We were given a Paint filly at the tender age of 4 months. We named her Maggie Mae. Her mother died during the horrible heat and drought of last summer. When we brought her to HoneyBear Ranch, she was scared, confused and not very happy with humans. We kept her isolated for a time in a corral up near our old barn. She could see and hear other animals, but she was alone. Her plantive calling for her mother and pasture mates tore at our hearts. After a couple of days she settled down. She stopped pacing and began eating the feed and hay we gave her. She seemed to be adjusting - until I looked into her eyes. The grief was obvious. There was no life in them. We tried putting a Barbado Sheep in with her, but they didn't like each other at all.
Eventually we let her into a small pasture and then into a several acre pasture. But she was still by herself. I'd go out in the pasture with her a couple times a day and she'd reward me by running up to me, kicking up her hooves and inviting me to play. When I wasn't able to do what she did, she'd walk away, Her body language told me how much I'd disappointed her.
One morning we couldn't find her. We didn't think she could get out of the pasture, but she wasn't anywhere to be found. After several minutes of frantic searching and calling, we found her. She'd forced her way into the pasture with our cows. We realized then how lonely Maggie was and that she desperately needed a friend.

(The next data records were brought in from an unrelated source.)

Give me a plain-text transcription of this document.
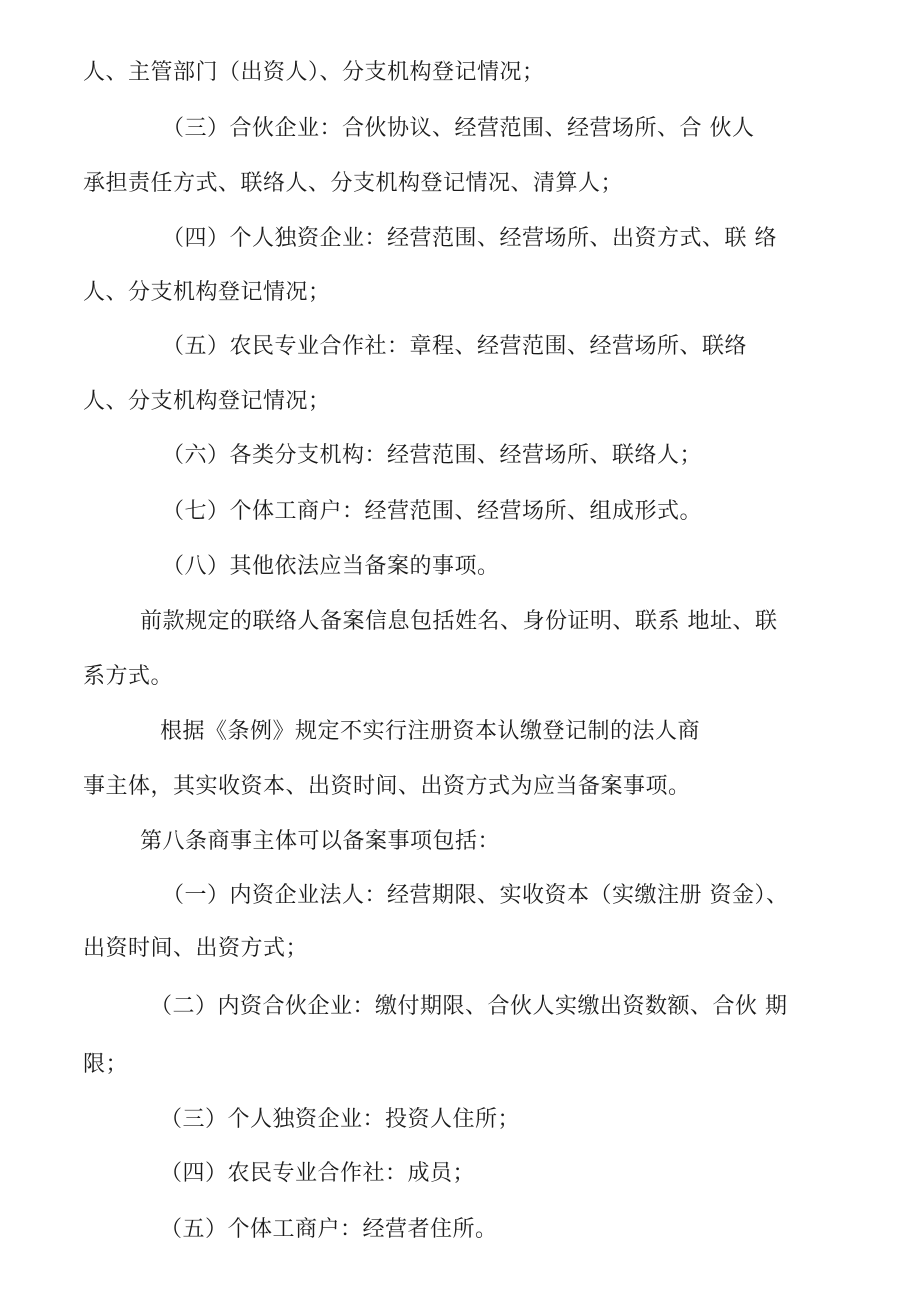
人、主管部门（出资人）、分支机构登记情况；
（三）合伙企业：合伙协议、经营范围、经营场所、合 伙人
承担责任方式、联络人、分支机构登记情况、清算人；
（四）个人独资企业：经营范围、经营场所、出资方式、联 络
人、分支机构登记情况；
（五）农民专业合作社：章程、经营范围、经营场所、联络
人、分支机构登记情况；
（六）各类分支机构：经营范围、经营场所、联络人；
（七）个体工商户：经营范围、经营场所、组成形式。
（八）其他依法应当备案的事项。
前款规定的联络人备案信息包括姓名、身份证明、联系 地址、联
系方式。
根据《条例》规定不实行注册资本认缴登记制的法人商
事主体，其实收资本、出资时间、出资方式为应当备案事项。
第八条商事主体可以备案事项包括：
（一）内资企业法人：经营期限、实收资本（实缴注册 资金）、
出资时间、出资方式；
（二）内资合伙企业：缴付期限、合伙人实缴出资数额、合伙 期
限；
（三）个人独资企业：投资人住所；
（四）农民专业合作社：成员；
（五）个体工商户：经营者住所。
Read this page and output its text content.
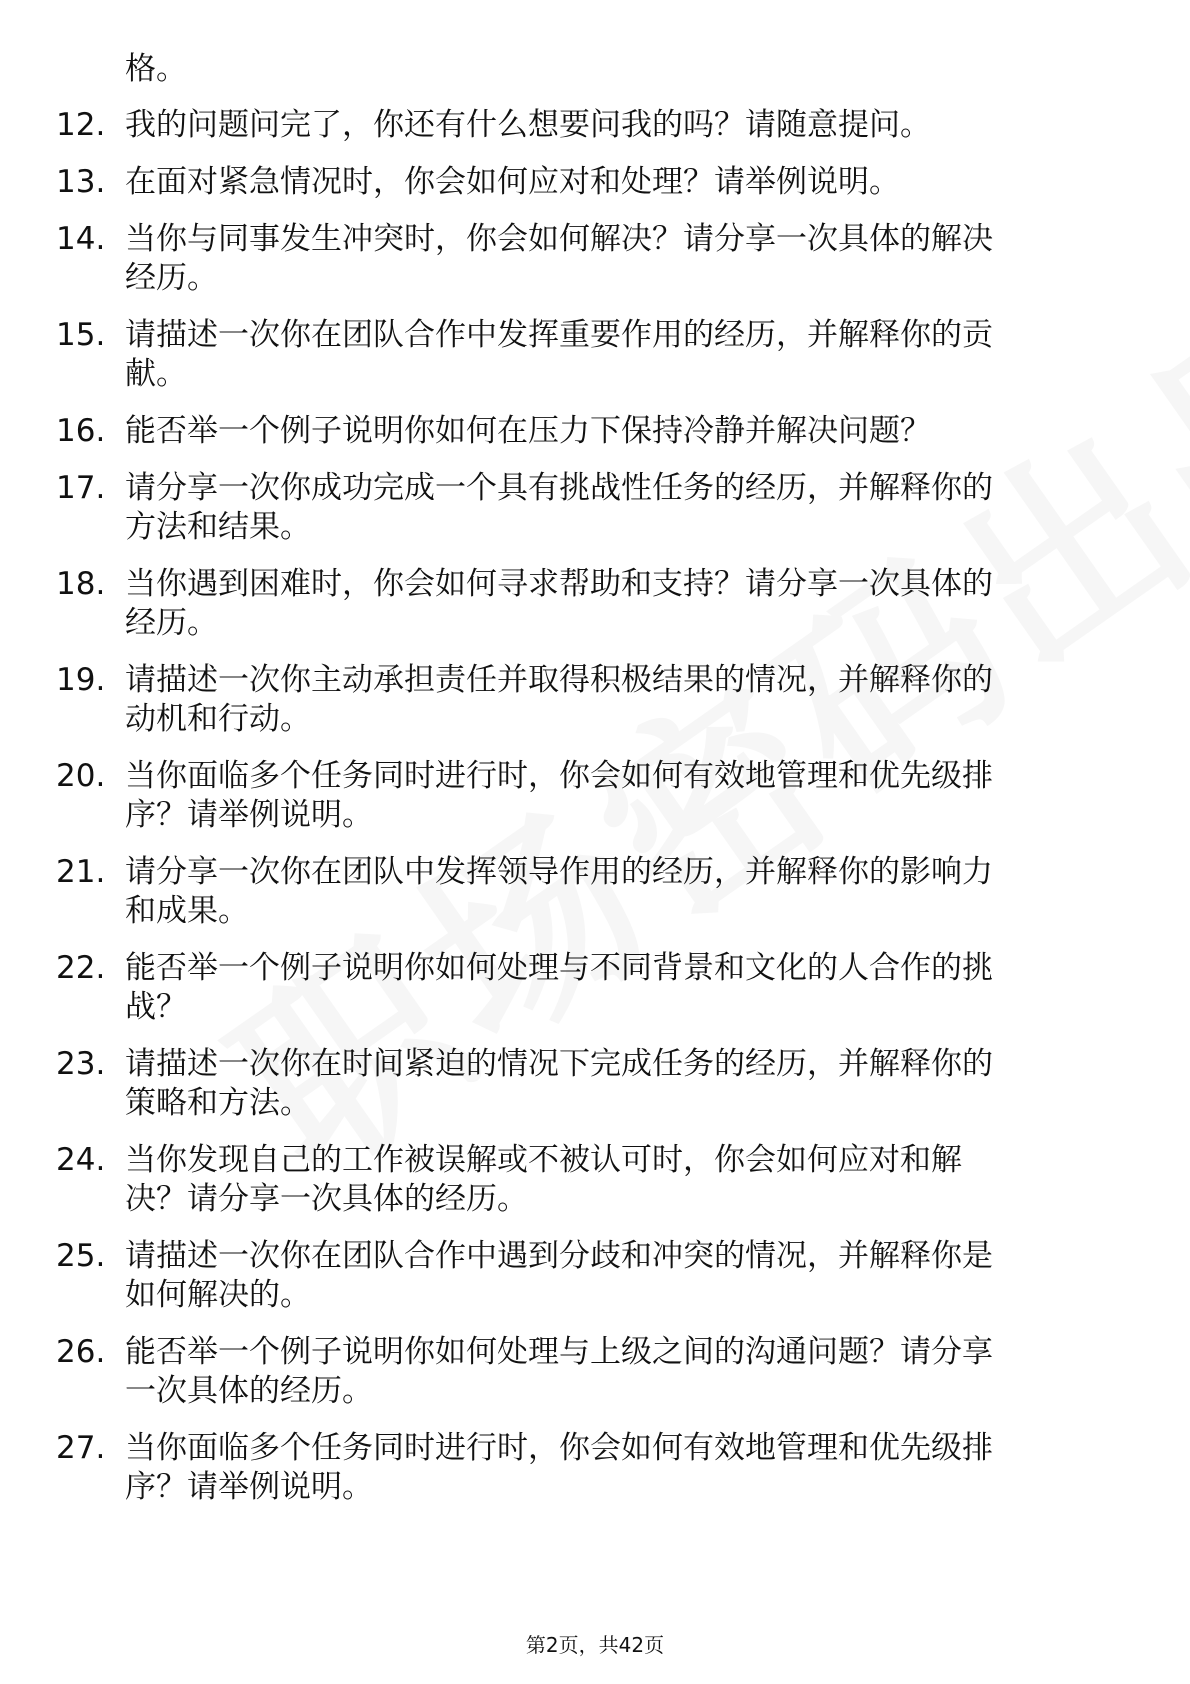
格。
12. 我的问题问完了，你还有什么想要问我的吗？请随意提问。
13. 在面对紧急情况时，你会如何应对和处理？请举例说明。
14. 当你与同事发生冲突时，你会如何解决？请分享一次具体的解决
经历。
15. 请描述一次你在团队合作中发挥重要作用的经历，并解释你的贡
献。
16. 能否举一个例子说明你如何在压力下保持冷静并解决问题？
17. 请分享一次你成功完成一个具有挑战性任务的经历，并解释你的
方法和结果。
18. 当你遇到困难时，你会如何寻求帮助和支持？请分享一次具体的
经历。
19. 请描述一次你主动承担责任并取得积极结果的情况，并解释你的
动机和行动。
20. 当你面临多个任务同时进行时，你会如何有效地管理和优先级排
序？请举例说明。
21. 请分享一次你在团队中发挥领导作用的经历，并解释你的影响力
和成果。
22. 能否举一个例子说明你如何处理与不同背景和文化的人合作的挑
战？
23. 请描述一次你在时间紧迫的情况下完成任务的经历，并解释你的
策略和方法。
24. 当你发现自己的工作被误解或不被认可时，你会如何应对和解
决？请分享一次具体的经历。
25. 请描述一次你在团队合作中遇到分歧和冲突的情况，并解释你是
如何解决的。
26. 能否举一个例子说明你如何处理与上级之间的沟通问题？请分享
一次具体的经历。
27. 当你面临多个任务同时进行时，你会如何有效地管理和优先级排
序？请举例说明。
第2页，共42页
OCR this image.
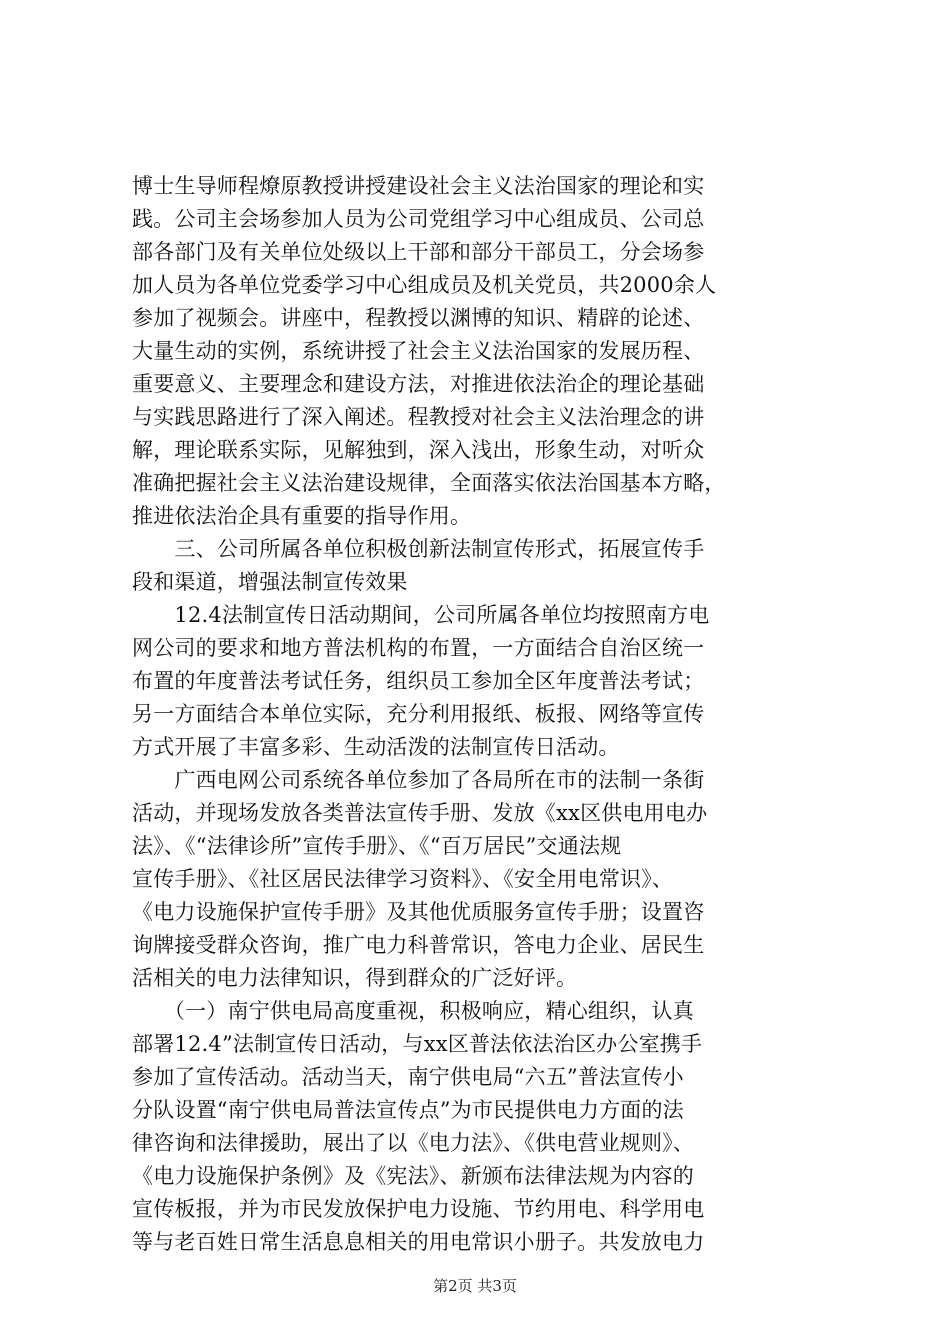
博士生导师程燎原教授讲授建设社会主义法治国家的理论和实
践。公司主会场参加人员为公司党组学习中心组成员、公司总
部各部门及有关单位处级以上干部和部分干部员工，分会场参
加人员为各单位党委学习中心组成员及机关党员，共2000余人
参加了视频会。讲座中，程教授以渊博的知识、精辟的论述、
大量生动的实例，系统讲授了社会主义法治国家的发展历程、
重要意义、主要理念和建设方法，对推进依法治企的理论基础
与实践思路进行了深入阐述。程教授对社会主义法治理念的讲
解，理论联系实际，见解独到，深入浅出，形象生动，对听众
准确把握社会主义法治建设规律，全面落实依法治国基本方略，
推进依法治企具有重要的指导作用。
　　三、公司所属各单位积极创新法制宣传形式，拓展宣传手
段和渠道，增强法制宣传效果
　　12.4法制宣传日活动期间，公司所属各单位均按照南方电
网公司的要求和地方普法机构的布置，一方面结合自治区统一
布置的年度普法考试任务，组织员工参加全区年度普法考试；
另一方面结合本单位实际，充分利用报纸、板报、网络等宣传
方式开展了丰富多彩、生动活泼的法制宣传日活动。
　　广西电网公司系统各单位参加了各局所在市的法制一条街
活动，并现场发放各类普法宣传手册、发放《xx区供电用电办
法》、《“法律诊所”宣传手册》、《“百万居民”交通法规
宣传手册》、《社区居民法律学习资料》、《安全用电常识》、
《电力设施保护宣传手册》及其他优质服务宣传手册；设置咨
询牌接受群众咨询，推广电力科普常识，答电力企业、居民生
活相关的电力法律知识，得到群众的广泛好评。
　　（一）南宁供电局高度重视，积极响应，精心组织，认真
部署12.4”法制宣传日活动，与xx区普法依法治区办公室携手
参加了宣传活动。活动当天，南宁供电局“六五”普法宣传小
分队设置“南宁供电局普法宣传点”为市民提供电力方面的法
律咨询和法律援助，展出了以《电力法》、《供电营业规则》、
《电力设施保护条例》及《宪法》、新颁布法律法规为内容的
宣传板报，并为市民发放保护电力设施、节约用电、科学用电
等与老百姓日常生活息息相关的用电常识小册子。共发放电力
第2页 共3页
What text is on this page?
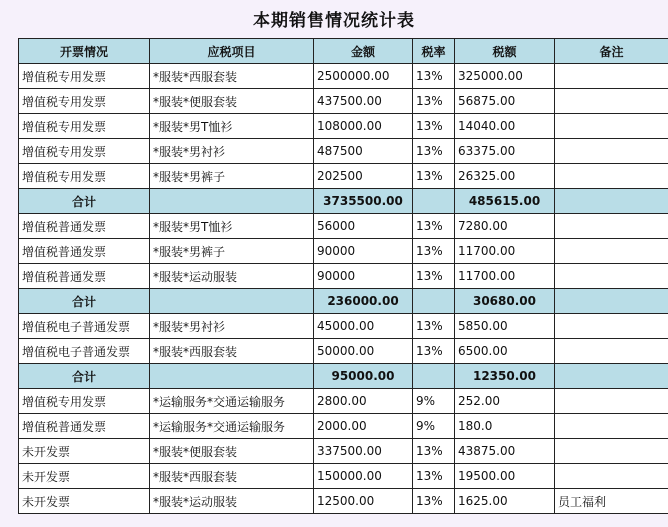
本期销售情况统计表
开票情况	应税项目	金额	税率	税额	备注
增值税专用发票	*服装*西服套装	2500000.00	13%	325000.00	
增值税专用发票	*服装*便服套装	437500.00	13%	56875.00	
增值税专用发票	*服装*男T恤衫	108000.00	13%	14040.00	
增值税专用发票	*服装*男衬衫	487500	13%	63375.00	
增值税专用发票	*服装*男裤子	202500	13%	26325.00	
合计		3735500.00		485615.00	
增值税普通发票	*服装*男T恤衫	56000	13%	7280.00	
增值税普通发票	*服装*男裤子	90000	13%	11700.00	
增值税普通发票	*服装*运动服装	90000	13%	11700.00	
合计		236000.00		30680.00	
增值税电子普通发票	*服装*男衬衫	45000.00	13%	5850.00	
增值税电子普通发票	*服装*西服套装	50000.00	13%	6500.00	
合计		95000.00		12350.00	
增值税专用发票	*运输服务*交通运输服务	2800.00	9%	252.00	
增值税普通发票	*运输服务*交通运输服务	2000.00	9%	180.0	
未开发票	*服装*便服套装	337500.00	13%	43875.00	
未开发票	*服装*西服套装	150000.00	13%	19500.00	
未开发票	*服装*运动服装	12500.00	13%	1625.00	员工福利
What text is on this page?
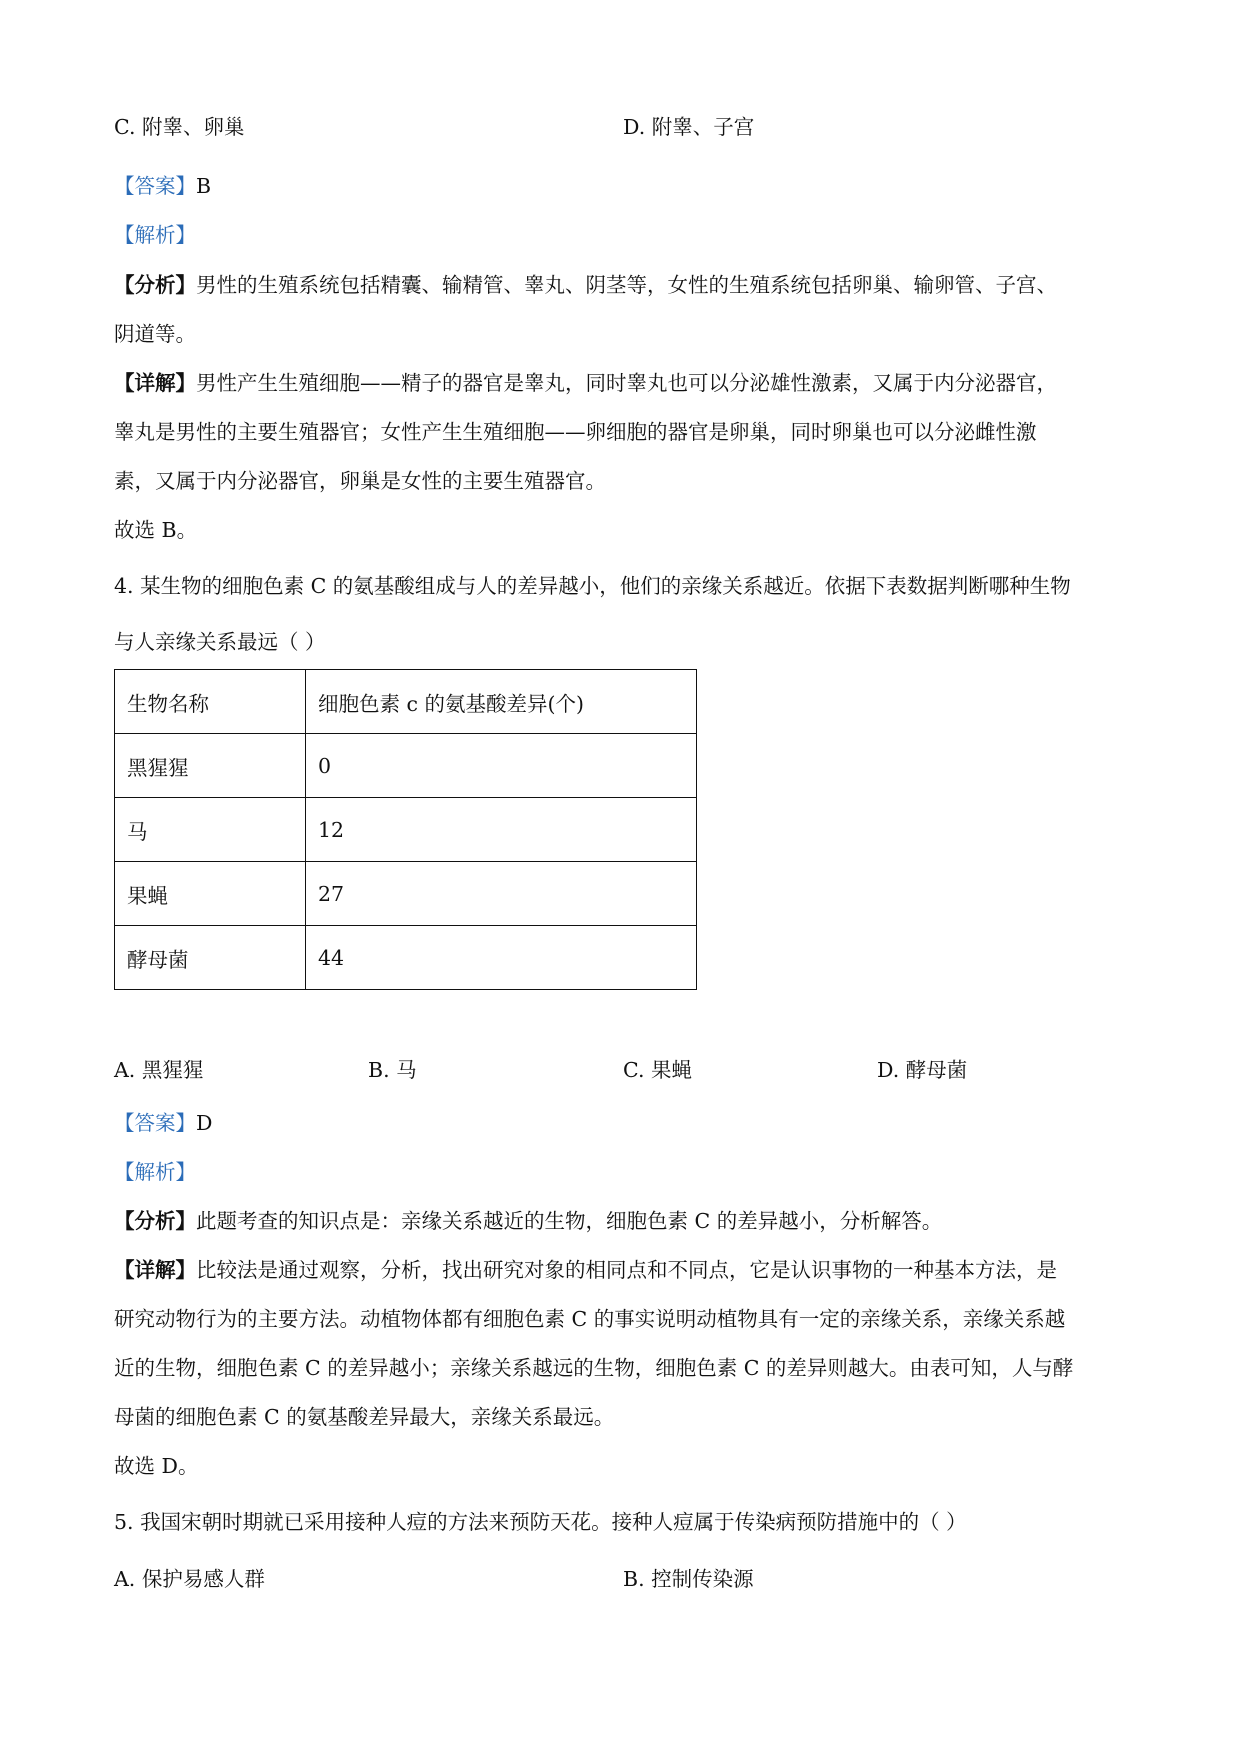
C. 附睾、卵巢	D. 附睾、子宫
【答案】B
【解析】
【分析】男性的生殖系统包括精囊、输精管、睾丸、阴茎等，女性的生殖系统包括卵巢、输卵管、子宫、
阴道等。
【详解】男性产生生殖细胞——精子的器官是睾丸，同时睾丸也可以分泌雄性激素，又属于内分泌器官，
睾丸是男性的主要生殖器官；女性产生生殖细胞——卵细胞的器官是卵巢，同时卵巢也可以分泌雌性激
素，又属于内分泌器官，卵巢是女性的主要生殖器官。
故选 B。
4. 某生物的细胞色素 C 的氨基酸组成与人的差异越小，他们的亲缘关系越近。依据下表数据判断哪种生物
与人亲缘关系最远（ ）
生物名称	细胞色素 c 的氨基酸差异(个)
黑猩猩	0
马	12
果蝇	27
酵母菌	44
A. 黑猩猩	B. 马	C. 果蝇	D. 酵母菌
【答案】D
【解析】
【分析】此题考查的知识点是：亲缘关系越近的生物，细胞色素 C 的差异越小，分析解答。
【详解】比较法是通过观察，分析，找出研究对象的相同点和不同点，它是认识事物的一种基本方法，是
研究动物行为的主要方法。动植物体都有细胞色素 C 的事实说明动植物具有一定的亲缘关系，亲缘关系越
近的生物，细胞色素 C 的差异越小；亲缘关系越远的生物，细胞色素 C 的差异则越大。由表可知，人与酵
母菌的细胞色素 C 的氨基酸差异最大，亲缘关系最远。
故选 D。
5. 我国宋朝时期就已采用接种人痘的方法来预防天花。接种人痘属于传染病预防措施中的（ ）
A. 保护易感人群	B. 控制传染源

The cows weren't very friendly to her and ran Maggie off the feed and hay. Then the solution hit us. We have a little cow - a dwarf, really - that we'd isolated because the herd wouldn't let her eat. Why not put Sassy in with Maggie?
At first it didn't look like it was going to work. Maggie loved Sassy, but Sassy wasn't so sure about Maggie. Maggie ran poor Sassy all over the pasture, trying to get her to kick up her hooves and run with her. The best Sassy could do was a slow trot.
Sassy tried to get away from Maggie by escaping into the main herd's pature. She quickly learned that she wasn't going to get anything to eat. My husband Phil rescued her, Maggie met Sassy at the gate with an appoving whinny, and the two have been fast friends ever since.
It's wonderful to see them trot across the pasture together. When Sassy lies down to chew her cud, Maggie lies down and takes a nap beside her. When we put hay at the end of the trailer for them to share, Maggie pushes Sassy into the trailer and they eat nose to nose. When they get the urge to try out each others food, they look at each other and switch feed dishes. Its as if they have some non-verbal way of communicating.
Maggie still tries to get Sassy to kick up her hooves and race across the pasture. Sassy has taken to running a little, but she'll never match Maggie's speed. They both seem content and Maggie has life in her eyes again.